Dua orang wanita ini adalah wanita-wanita yang tergolong cantik, maka melihat di situ tidak ada orang-orang lain, para penjaga dua orang tawanan wanita ini timbul niat yang kotor untuk mengganggu dua orang tawanan mereka. Mereka mulai mendekati tawanan masing-masing yang rebah terbelenggu dan tertotok di atas dipan, memandang dengan mulut menyeringai dan berliur.

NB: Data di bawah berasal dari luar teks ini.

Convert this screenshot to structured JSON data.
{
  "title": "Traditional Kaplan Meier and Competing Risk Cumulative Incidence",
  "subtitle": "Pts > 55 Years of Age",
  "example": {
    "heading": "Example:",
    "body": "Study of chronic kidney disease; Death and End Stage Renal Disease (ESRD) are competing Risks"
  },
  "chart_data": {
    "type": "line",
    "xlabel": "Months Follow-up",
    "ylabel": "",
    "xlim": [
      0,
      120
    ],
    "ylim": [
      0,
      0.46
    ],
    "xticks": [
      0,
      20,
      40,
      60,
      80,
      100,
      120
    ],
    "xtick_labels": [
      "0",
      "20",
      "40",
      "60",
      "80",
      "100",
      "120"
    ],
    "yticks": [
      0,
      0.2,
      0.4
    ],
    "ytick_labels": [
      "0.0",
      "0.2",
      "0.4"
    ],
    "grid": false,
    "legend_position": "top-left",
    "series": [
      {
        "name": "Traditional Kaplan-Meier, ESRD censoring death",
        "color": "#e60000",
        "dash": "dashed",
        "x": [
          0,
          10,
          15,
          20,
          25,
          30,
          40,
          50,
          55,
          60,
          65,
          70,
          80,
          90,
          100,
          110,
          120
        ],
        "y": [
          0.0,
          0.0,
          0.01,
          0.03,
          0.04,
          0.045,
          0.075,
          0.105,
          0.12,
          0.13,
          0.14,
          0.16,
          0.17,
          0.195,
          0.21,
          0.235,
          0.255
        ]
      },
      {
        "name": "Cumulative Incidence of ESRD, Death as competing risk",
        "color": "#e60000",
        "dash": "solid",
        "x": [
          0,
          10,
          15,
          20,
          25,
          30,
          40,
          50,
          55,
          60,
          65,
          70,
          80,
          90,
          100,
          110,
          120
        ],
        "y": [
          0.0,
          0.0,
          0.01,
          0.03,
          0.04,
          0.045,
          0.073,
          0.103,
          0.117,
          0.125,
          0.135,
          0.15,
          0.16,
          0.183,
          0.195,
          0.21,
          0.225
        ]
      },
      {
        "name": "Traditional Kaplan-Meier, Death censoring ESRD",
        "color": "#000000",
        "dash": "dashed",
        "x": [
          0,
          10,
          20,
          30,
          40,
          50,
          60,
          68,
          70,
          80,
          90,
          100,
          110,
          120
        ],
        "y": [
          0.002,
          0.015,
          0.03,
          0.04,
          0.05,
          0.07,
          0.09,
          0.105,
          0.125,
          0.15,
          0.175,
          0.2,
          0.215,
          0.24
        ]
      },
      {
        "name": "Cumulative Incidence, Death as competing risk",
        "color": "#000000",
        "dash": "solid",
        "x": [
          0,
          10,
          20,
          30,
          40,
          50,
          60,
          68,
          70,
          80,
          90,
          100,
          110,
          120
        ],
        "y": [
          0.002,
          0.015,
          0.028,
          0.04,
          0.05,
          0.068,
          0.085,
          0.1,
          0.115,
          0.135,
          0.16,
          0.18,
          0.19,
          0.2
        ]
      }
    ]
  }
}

Dua orang yang menjaga Cu Pek In sudah mendekati gadis itu. Cu Pek In merasa bulu romanya meremang ketika melihat sikap mereka berdua itu. Akan tetapi ia tidak mampu bergerak karena telah tertotok jalan darahnya. Andai kata tidak tertotok, biar pun kaki tangannya terbelenggu, tentu ia dapat bergerak dan berdaya untuk melawan. Akan tetapi, kini ia hanya dapat memandang dengan mata terbelalak ketika dua orang itu mendekatinya dan terkekeh-kekeh.

“Heh-heh, kita tidak bisa maju berbareng, harus antri. Siapa yang lebih dulu?” kata yang bertubuh tinggi besar dan bermuka hitam.

“Kita undi saja!” kata kawannya yang bermata juling.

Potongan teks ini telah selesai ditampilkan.